Now if you are new to the job of a system administrator, be warned: the road ahead is pretty rough.
Administrators are supposed to be independent fellows who can hold their own end of the fort, so if you prefer a cushy job with a narrow job scope and training provided, it would be best if you started looking elsewhere right now. Should you choose to trudge on however, I have a few tips here for you.
#1 Piracy is a no.
This should have been obvious, but I will just talk about it nonetheless. Software piracy is a crime, and whatever you do at home is another tale for another day. Doing it at work not only gets you in trouble, but gets your employer in deep shit. Don’t expect someone to bail you out on this if you get caught and slapped with a heavy fine.
Don’t do it, even when asked to.
#2 Think about the consequences.
Whatever you do at work has major consequences that impact the entire office. Think, before you do anything. Giving that new registry cleaner seems like a good idea, but always test it on something else before using it on your production servers. To work on blind faith is to ask for shit to be tossed in your face.
Think, test and prepare before you roll any changes out.

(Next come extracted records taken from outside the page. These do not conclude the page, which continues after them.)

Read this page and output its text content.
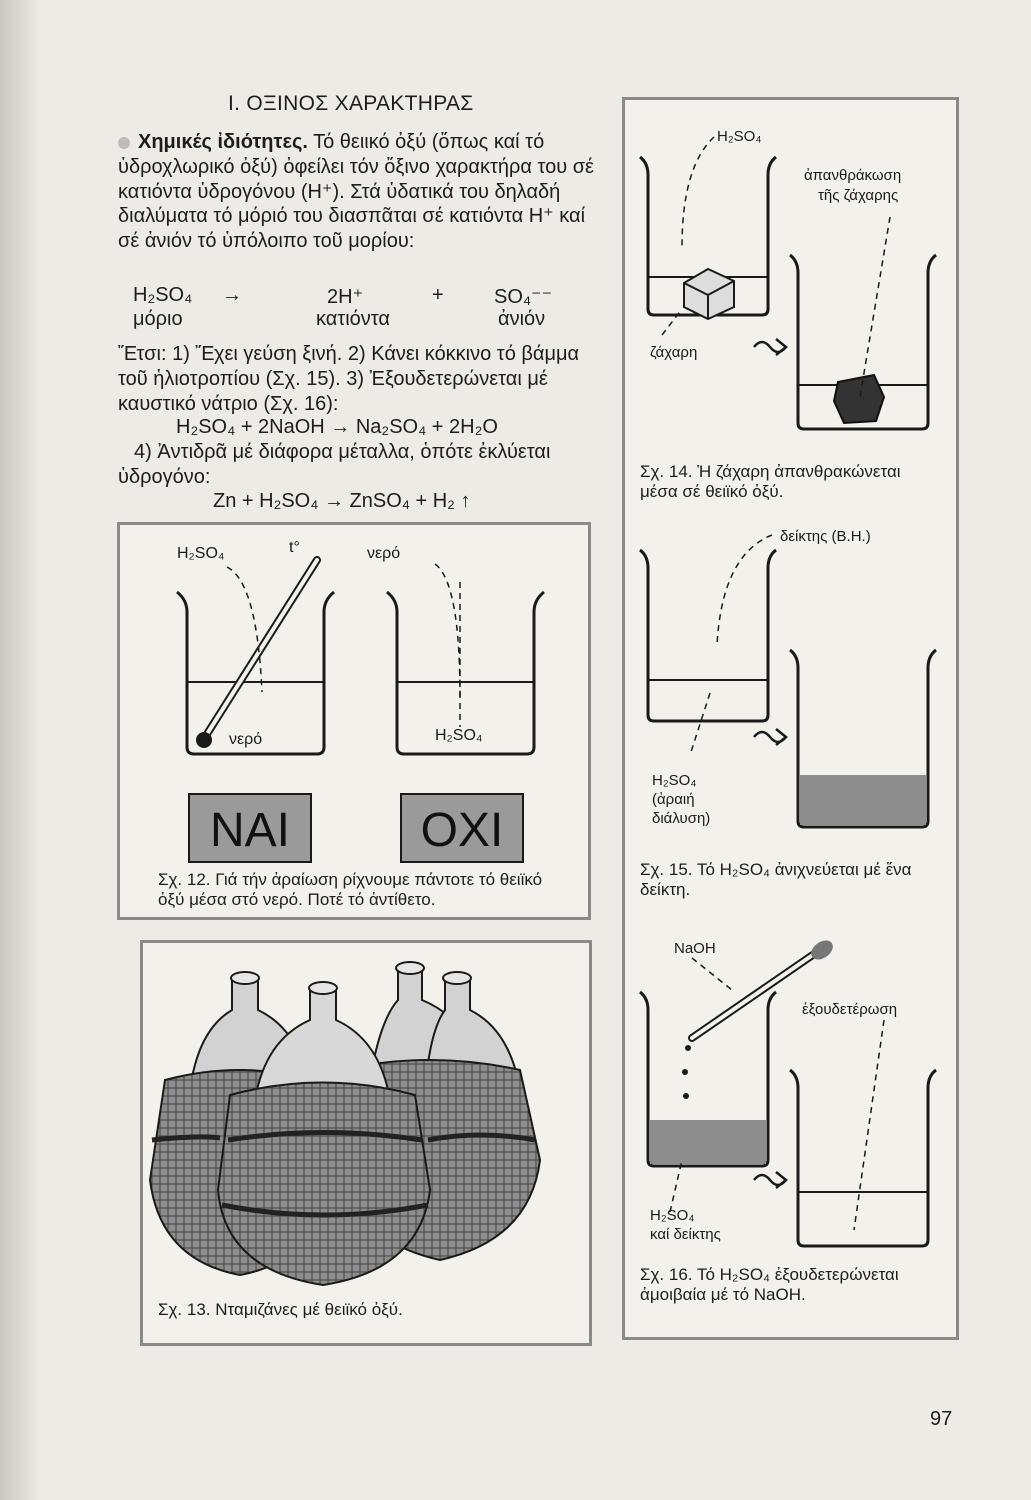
Ι. ΟΞΙΝΟΣ ΧΑΡΑΚΤΗΡΑΣ

Χημικές ἰδιότητες. Τό θειικό ὀξύ (ὅπως καί τό ὑδροχλωρικό ὀξύ) ὀφείλει τόν ὄξινο χαρακτήρα του σέ κατιόντα ὑδρογόνου (H⁺). Στά ὑδατικά του δηλαδή διαλύματα τό μόριό του διασπᾶται σέ κατιόντα H⁺ καί σέ ἀνιόν τό ὑπόλοιπο τοῦ μορίου:

H₂SO₄ →	2H⁺	+	SO₄⁻⁻
μόριο	κατιόντα	ἀνιόν

Ἔτσι: 1) Ἔχει γεύση ξινή. 2) Κάνει κόκκινο τό βάμμα τοῦ ἡλιοτροπίου (Σχ. 15). 3) Ἐξουδετερώνεται μέ καυστικό νάτριο (Σχ. 16):

H₂SO₄ + 2NaOH → Na₂SO₄ + 2H₂O

4) Ἀντιδρᾶ μέ διάφορα μέταλλα, ὁπότε ἐκλύεται ὑδρογόνο:

Zn + H₂SO₄ → ZnSO₄ + H₂ ↑
H₂SO₄	t°	νερό
νερό	H₂SO₄
ΝΑΙ	ΟΧΙ
Σχ. 12. Γιά τήν ἀραίωση ρίχνουμε πάντοτε τό θειϊκό ὀξύ μέσα στό νερό. Ποτέ τό ἀντίθετο.
Σχ. 13. Νταμιζάνες μέ θειϊκό ὀξύ.
H₂SO₄
ἀπανθράκωση
τῆς ζάχαρης
ζάχαρη
Σχ. 14. Ἡ ζάχαρη ἀπανθρακώνεται μέσα σέ θειϊκό ὀξύ.
δείκτης (B.H.)
H₂SO₄
(ἀραιή
διάλυση)
Σχ. 15. Τό H₂SO₄ ἀνιχνεύεται μέ ἕνα δείκτη.
NaOH
ἐξουδετέρωση
H₂SO₄
καί δείκτης
Σχ. 16. Τό H₂SO₄ ἐξουδετερώνεται ἀμοιβαία μέ τό NaOH.
97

Prevention is always better than cure – in this case, preparation is better than firefighting an outage.
#3 Learning to know.
The most important quality for any administrator. No one can possibly know everything, but having the ability to pick things up on the fly helps a great deal. You should know everything, and anything that is under your charge. It’s always easy to play the blame game and say there was no handover, but that was already in the past. Now that this pile of gunk is yours, it’s up to you to keep things running.
One way or another, you have to pick up the skills and knowledge necessary to manage your assets. If that means you need to spend hours at night in self-study, so be it. But never let it be said that effort was not made on your side to learn.
I hope these points help you in the road ahead, and should you be unsure at any point of time, always stick to the one rule: Do the right thing, no shortcuts and stay responsible.